I will most likely be placed closer to home than where I interviewed at, but I said I would work anywhere in the county. It could take longer if other stores want to interview me but I think I’m kind of a guaranteed hire as long as I work the steps and stay substance free.
I did physical therapy today for my ankle and went over to Diego’s house. I had some of his collection of bottle openers and he wanted me to try some tequila his sister got while she was in Mexico. So I came over. I bought dinner nothing fancy but a couple of burgers sufficed and I drank his fancy tequila and we took Poncho our dog to the local dog park and played fetch with him. He smoked some weed and we played jeopardy for a while until he fell asleep.
I decided to crash here tonight so I wouldn’t drink and drive because I had enough drinks to get a good buzz going. Diego and I talked about me being addicted to the buzz or high rather than the substance itself. It’s why I liked weed so much; little effort for a high yield reward. Mostly I smoked if I was in pain which is fairly often at least twice a week. I don’t like to drink really it takes so much for me to get a buzz that it’s not worth it.
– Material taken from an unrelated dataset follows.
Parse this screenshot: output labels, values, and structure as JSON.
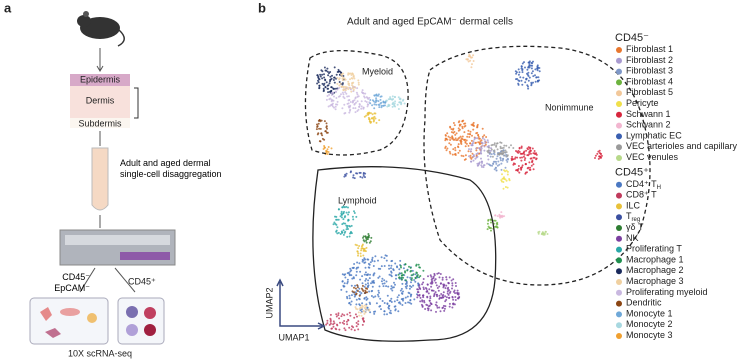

I’m now laying in the guest bed while diego and poncho sleep in the master. I wanted to write before going to bed so I came in here. I’m not getting back with Diego for those wondering. I literally had one errand to do, he offered me a drink and since I wanted authentic tequila I said yes. But I drank maybe six shots in seven hours so I didn’t want to risk driving even though I feel okay now.
My friend is in the hospital for sepsis and is doing a tiny bit better thank the Lord. He’s got a long journey ahead but I spoke with him briefly tonight and he should be fine. I want to talk to him more but I know I need to sleep. Last night I got maybe three hours of sleep due to me being on my phone, writing, and talking to my BFF in the hospital at 3am. My Apple Watch woke me up to his text so I answered for an hour or so. Now I’m exhausted but I want to be awake if he needs me because being in the hospital sucks… obviously.
I’m not supposed to write about this but my mom is cancer free thank the Lord. I’m not sure what illness is bothering her but at least it is not the worst of the worst.
Today has been pretty good thank the Lord for all the blessings I have in my life.